1. Overview of localization system

1.1. Localized operating system and localized CPU

1.2. Localized server operating system 

1.3. The mainstream configuration of the current localization system

2. Video decoding blurry screen and freeze problem

2.1, video decoding blurred screen

2.2. Video decoding freezes

2.3. Explanation about I frame and P frame

3. The slow processing speed of the domestic graphics card leads to the image freeze problem

3.1. Analysis of Video Delay and Caton Causes

3.2. The efficiency of SDL2 library running on Jingjiawei's domestic graphics card is very low

3.3. Use the method of drawing frame to play to solve this kind of problem

3.4. Regarding the lip sync problem in audio and video playback

3.5. Problems with localized chips

4. Finally


VC++ common function development summary (column article list, welcome to subscribe, continuous update...) https://blog.csdn.net/chenlycly/article/details/124272585 C++ software exception troubleshooting series tutorial from entry to mastery (column article list , Welcome to subscribe, keep updating...) https://blog.csdn.net/chenlycly/article/details/125529931 C++ software analysis tools from entry to mastery case collection (column article is being updated...) https:/ /blog.csdn.net/chenlycly/article/details/131405795 C/C++ basics and advanced (column articles, continuously updated...) https://blog.csdn.net/chenlycly/category_11931267.htmlIn        recent years , with the continuous deepening of the localization process, many IT manufacturers have successively launched software products and systems that support localization systems, and we are no exception. We have also participated in many localization projects, and successively launched A complete set of solutions for the system. Recently, when testing the localized software in the localized desktop system, I encountered many video codec and playback problems. I participated in the discussion and investigation of such problems. I will make a detailed record and summary here, and hope to give you Provide a drawing or reference.
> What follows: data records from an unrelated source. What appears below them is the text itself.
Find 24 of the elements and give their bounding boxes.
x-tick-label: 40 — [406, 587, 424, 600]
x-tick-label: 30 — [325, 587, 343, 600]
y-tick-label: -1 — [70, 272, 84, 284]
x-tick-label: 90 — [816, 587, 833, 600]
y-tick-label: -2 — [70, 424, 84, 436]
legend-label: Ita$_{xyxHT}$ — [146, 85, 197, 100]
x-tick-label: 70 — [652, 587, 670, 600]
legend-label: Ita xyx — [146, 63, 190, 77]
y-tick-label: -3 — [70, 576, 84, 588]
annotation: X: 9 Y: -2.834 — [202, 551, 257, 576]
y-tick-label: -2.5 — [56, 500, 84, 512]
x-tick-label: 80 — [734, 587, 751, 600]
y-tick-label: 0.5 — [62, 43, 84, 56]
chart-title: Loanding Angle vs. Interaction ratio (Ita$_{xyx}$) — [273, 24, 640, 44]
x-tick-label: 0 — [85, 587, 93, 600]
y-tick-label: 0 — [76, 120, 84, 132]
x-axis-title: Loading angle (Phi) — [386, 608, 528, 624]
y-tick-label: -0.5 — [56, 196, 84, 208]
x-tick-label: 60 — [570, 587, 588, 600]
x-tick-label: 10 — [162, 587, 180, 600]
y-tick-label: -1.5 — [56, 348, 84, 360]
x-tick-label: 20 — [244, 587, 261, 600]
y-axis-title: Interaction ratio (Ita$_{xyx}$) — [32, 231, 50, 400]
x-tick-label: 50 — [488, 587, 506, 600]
1. Overview of localization system

       The problem in this article lies in the localized PC, so let me give you a detailed introduction to the content related to the localized system.

1.1. Localized operating system and localized CPU

       When it comes to localized systems, it generally involves two major parts, one is the localized operating system, and the other is the localized CPU. Both of these two major parts have made great progress, and a number of localized manufacturers have emerged. At present, the mainstream localized operating systems mainly include Kirin's bid-winning Kirin and Galaxy Kirin systems, and Tongxin Software's UOS system. These system vendors provide desktop and server versions of the operating system. These localized operating systems are all developed from the Linux system, and are essentially Linux systems.

       The mainstream CPUs include Loongson CPU (based on the domestically developed LoogArch architecture), Phytium CPU (based on ARM architecture), Zhaoxin CPU (based on authorized X86 architecture), and Huawei Kunpeng CPU (based on ARM architecture) . CPUs are available in desktop and server versions. The information of several mainstream localized CPUs is given below:

1) Loongson CPU: MIPS architecture was adopted in the early stage, and LoogArch architecture was developed by itself later. The most powerful one is Loongson 3A5000 series, 12nm process, which was manufactured by STMicroelectronics in the early stage, and later handed over to TSMC for 12nm.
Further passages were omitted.